In an age in which the majority of the world’s population is urbanized, cities are more than ever becoming focal sites of social change. Multiple economic and political strategies, employed by a variety of individual and collective actors, on a number of scales, constitute cities as contested spaces that hold opportunities as well as restrictions for their inhabitants. Since the beginning of the 21st century and even more so in the process and aftermath of the financial crisis of 2008, we observe the acceleration of endeavours by various social elites trying to label and brand cities as ‚successful’, ‚smart’ and ‚resilient’. On national and global scale an inter-urban competition has emerged that is changing urban landscapes and is having profound impacts on the life-chances of city inhabitants. This restructuring of cities is associated with ongoing processes of deindustrialisation, financialisation, and possibly, de-democratisation. However, cities are also the very spaces of protest, resistance and alternatives towards these transformations. With supra- and sub-national scales gaining importance and relevance, the city thus still holds opportunities for emancipation, alternative ways of living, and societal critique.
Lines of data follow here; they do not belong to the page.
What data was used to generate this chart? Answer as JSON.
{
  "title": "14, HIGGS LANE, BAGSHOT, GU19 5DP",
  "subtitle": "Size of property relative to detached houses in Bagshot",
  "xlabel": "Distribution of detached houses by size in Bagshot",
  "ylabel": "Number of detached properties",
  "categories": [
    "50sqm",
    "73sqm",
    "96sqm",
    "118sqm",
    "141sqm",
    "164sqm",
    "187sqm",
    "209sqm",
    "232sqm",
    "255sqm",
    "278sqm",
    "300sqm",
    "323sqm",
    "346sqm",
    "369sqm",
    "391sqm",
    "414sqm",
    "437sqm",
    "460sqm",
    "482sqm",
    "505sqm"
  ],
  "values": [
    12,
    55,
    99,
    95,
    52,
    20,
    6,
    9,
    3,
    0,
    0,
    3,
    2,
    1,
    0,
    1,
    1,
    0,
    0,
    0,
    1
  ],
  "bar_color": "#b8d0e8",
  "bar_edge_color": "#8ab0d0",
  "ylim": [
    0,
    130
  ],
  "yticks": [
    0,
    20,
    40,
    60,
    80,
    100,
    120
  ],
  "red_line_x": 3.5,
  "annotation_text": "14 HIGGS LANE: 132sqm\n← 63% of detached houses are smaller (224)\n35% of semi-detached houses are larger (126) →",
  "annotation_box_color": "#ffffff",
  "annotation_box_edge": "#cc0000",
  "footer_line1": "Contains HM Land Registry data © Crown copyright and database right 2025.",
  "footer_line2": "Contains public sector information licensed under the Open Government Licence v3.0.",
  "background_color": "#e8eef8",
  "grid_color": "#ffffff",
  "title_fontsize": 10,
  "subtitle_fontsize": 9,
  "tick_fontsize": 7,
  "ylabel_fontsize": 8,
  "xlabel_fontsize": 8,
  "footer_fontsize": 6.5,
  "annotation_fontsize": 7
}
Cities and urban spaces have long been of central concern for sociology and sociological theory. Today, classical sociological questions about the city acquire new meaning: Are cities spaces of emanicipation, or do we observe a corrosion of citizenship rights that characterizes life in the modern city? Is the city the focus of societal transformation processes in urban environments or do they lose importance in shaping social reality and economic relationships? Furthermore, new questions urgently need to be asked: What is the impact of different historical phenomena such as neoliberal restructuring, financial and economic crises, or migration flows on the structure of contemporary cities as well as on the citizenship-rights of city inhabitants?
For the conference „Successful Cities – Crises of Citizenship“ we bring together researchers from different disciplines and sub-fields to engage in a discussion on the current transformations of cities and their implications for an understanding of urban success, participation, quality of life and social cohesion. Combining and contrasting perspectives from political economy, sociology, (urban) geography, political sciences and law, the conference aims at analysing processes in and around cities in a critical manner, examining the power relations underneath and within different urban dynamics, and developing a rich and thorough understanding of contemporary urban Citizenship.